1109482 – Dist-geo-rep : while creating hardlinks on master, snapshot with geo-rep, resulted in few hardlink give read error on slave side.

Bug 1109482 - Dist-geo-rep : while creating hardlinks on master, snapshot with geo-rep, resulted in few hardlink give read error on slave side.

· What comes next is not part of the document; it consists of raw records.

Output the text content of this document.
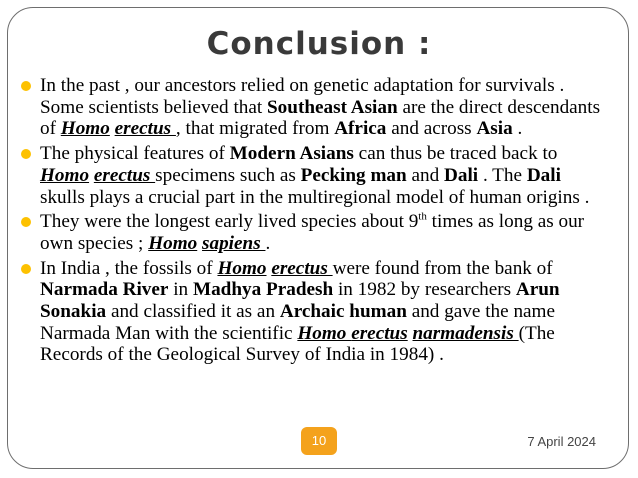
Conclusion :
In the past , our ancestors relied on genetic adaptation for survivals . Some scientists believed that Southeast Asian are the direct descendants of Homo erectus , that migrated from Africa and across Asia .
The physical features of Modern Asians can thus be traced back to Homo erectus specimens such as Pecking man and Dali . The Dali skulls plays a crucial part in the multiregional model of human origins .
They were the longest early lived species about 9th times as long as our own species ; Homo sapiens .
In India , the fossils of Homo erectus were found from the bank of Narmada River in Madhya Pradesh in 1982 by researchers Arun Sonakia and classified it as an Archaic human and gave the name Narmada Man with the scientific Homo erectus narmadensis (The Records of the Geological Survey of India in 1984) .
10	7 April 2024
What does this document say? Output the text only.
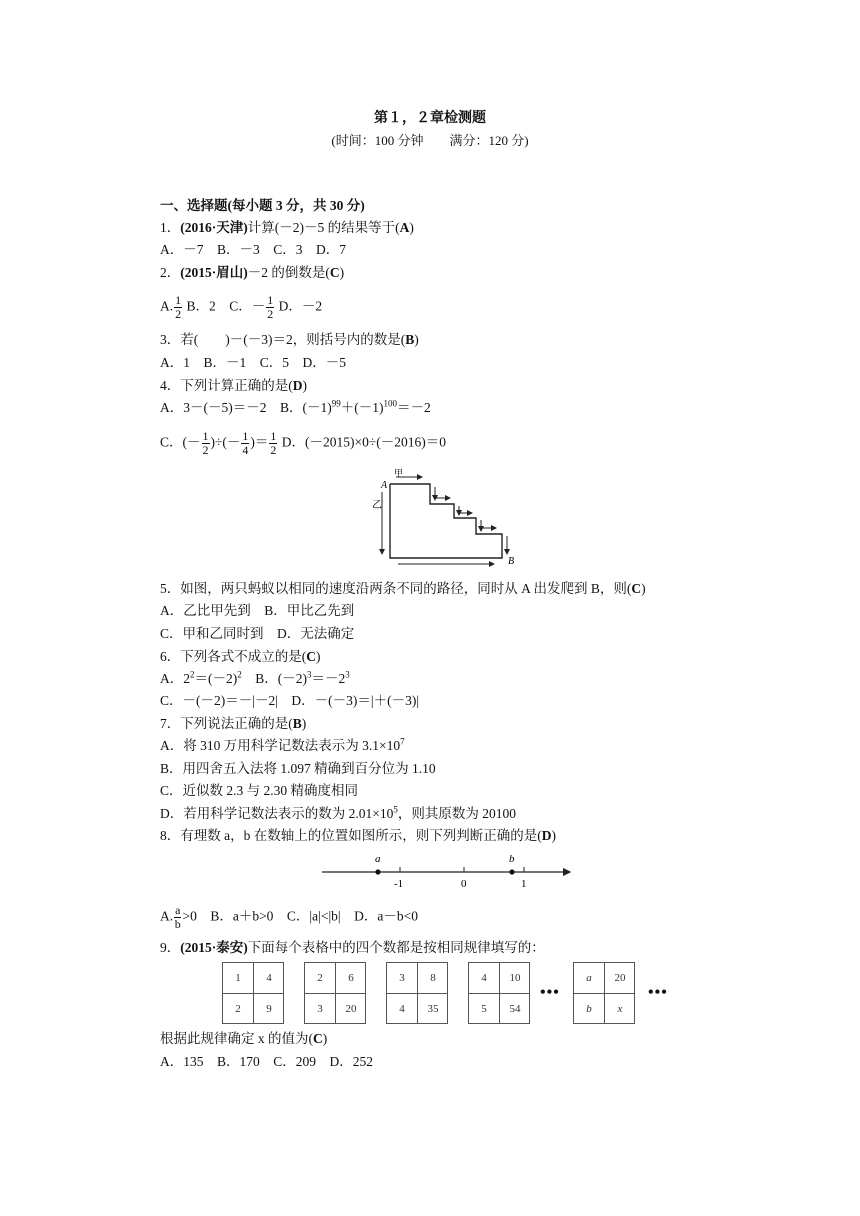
第１，２章检测题
(时间：100 分钟　　满分：120 分)
一、选择题(每小题 3 分，共 30 分)
1．(2016·天津)计算(－2)－5 的结果等于(A)
A．－7　B．－3　C．3　D．7
2．(2015·眉山)－2 的倒数是(C)
A. $\frac{1}{2}$ B．2　C．－ $\frac{1}{2}$ D．－2
3．若(　　)－(－3)＝2，则括号内的数是(B)
A．1　B．－1　C．5　D．－5
4．下列计算正确的是(D)
A．3－(－5)＝－2　B．$(-1)^{99}+(-1)^{100}=-2$
C．(－ $\frac{1}{2}$ )÷(－ $\frac{1}{4}$ )＝ $\frac{1}{2}$ D．(－2015)×0÷(－2016)＝0
A
B
甲
乙
5．如图，两只蚂蚁以相同的速度沿两条不同的路径，同时从 A 出发爬到 B，则(C)
A．乙比甲先到　B．甲比乙先到
C．甲和乙同时到　D．无法确定
6．下列各式不成立的是(C)
A．$2^2=(-2)^2$　B．$(-2)^3=-2^3$
C．－(－2)＝－|－2|　D．－(－3)＝|＋(－3)|
7．下列说法正确的是(B)
A．将 310 万用科学记数法表示为 $3.1\times 10^7$
B．用四舍五入法将 1.097 精确到百分位为 1.10
C．近似数 2.3 与 2.30 精确度相同
D．若用科学记数法表示的数为 $2.01\times 10^5$，则其原数为 20100
8．有理数 a，b 在数轴上的位置如图所示，则下列判断正确的是(D)
a	b
-1	0	1
A. $\frac{a}{b} >0$　B．a＋b>0　C．|a|<|b|　D．a－b<0
9．(2015·泰安)下面每个表格中的四个数都是按相同规律填写的：
1	4
2	9
2	6
3	20
3	8
4	35
4	10
5	54
a	20
b	x
•••	•••
根据此规律确定 x 的值为(C)
A．135　B．170　C．209　D．252
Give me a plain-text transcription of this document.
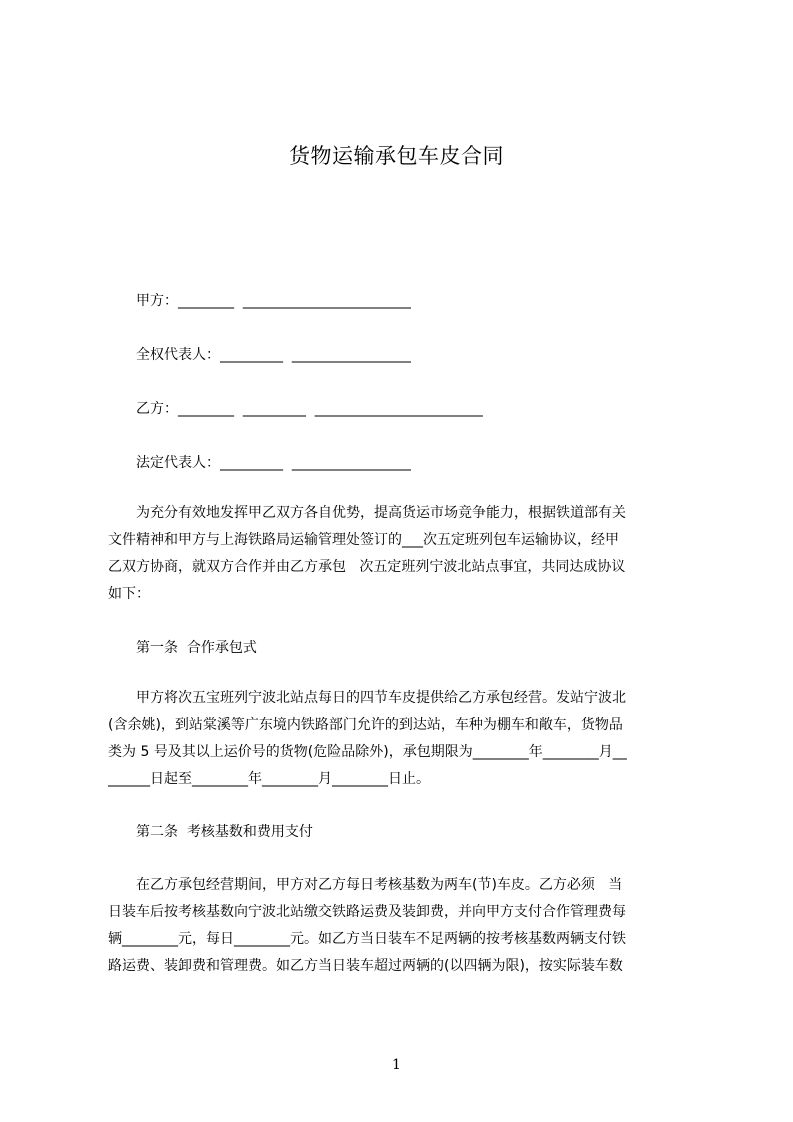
货物运输承包车皮合同
甲方：________  ________________________
全权代表人：_________  _________________
乙方：________  _________  ________________________
法定代表人：_________  _________________
为充分有效地发挥甲乙双方各自优势，提高货运市场竞争能力，根据铁道部有关
文件精神和甲方与上海铁路局运输管理处签订的___次五定班列包车运输协议，经甲
乙双方协商，就双方合作并由乙方承包   次五定班列宁波北站点事宜，共同达成协议
如下：
第一条  合作承包式
甲方将次五宝班列宁波北站点每日的四节车皮提供给乙方承包经营。发站宁波北
(含余姚)，到站棠溪等广东境内铁路部门允许的到达站，车种为棚车和敞车，货物品
类为 5 号及其以上运价号的货物(危险品除外)，承包期限为________年________月__
______日起至________年________月________日止。
第二条  考核基数和费用支付
在乙方承包经营期间，甲方对乙方每日考核基数为两车(节)车皮。乙方必须   当
日装车后按考核基数向宁波北站缴交铁路运费及装卸费，并向甲方支付合作管理费每
辆________元，每日________元。如乙方当日装车不足两辆的按考核基数两辆支付铁
路运费、装卸费和管理费。如乙方当日装车超过两辆的(以四辆为限)，按实际装车数
1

Summary: Dist-geo-rep : while creating hardlinks on master, snapshot with geo-rep, res...

Keywords:
Status:	CLOSED WONTFIX
Alias:	None
Product:	Red Hat Gluster Storage
Classification:	Red Hat Storage
Component:	geo-replication
Sub Component:
Version:	rhgs-3.0
Hardware:	x86_64
OS:	Linux
Priority:	high
Severity:	high
Target Milestone:	---
Target Release:	---
Assignee:	Bug Updates Notification Mailing List
QA Contact:	amainkar
Docs Contact:
URL:
Whiteboard:	consistency
Depends On:
Blocks:
TreeView+	depends on / blocked

Reported:	2014-06-14 11:04 UTC by Vijaykumar Koppad
Modified:	2018-04-16 15:57 UTC (History)
CC List:	8 users (show)
Fixed In Version:
Doc Type:	Bug Fix
Doc Text:
Clone Of:
Environment:
Last Closed:	2018-04-16 15:57:57 UTC
Embargoed:
Dependent Products:

Attachments	(Terms of Use)
sosreport of the master and slave nodes. (60 bytes, text/plain) 2014-06-14 11:15 UTC, Vijaykumar Koppad	no flags	Details
View All

Description Vijaykumar Koppad 2014-06-14 11:04:02 UTC

Description of problem: while creating hardlinks on master, snapshot with geo-rep, resulted in few hardlink give read error on slave side. 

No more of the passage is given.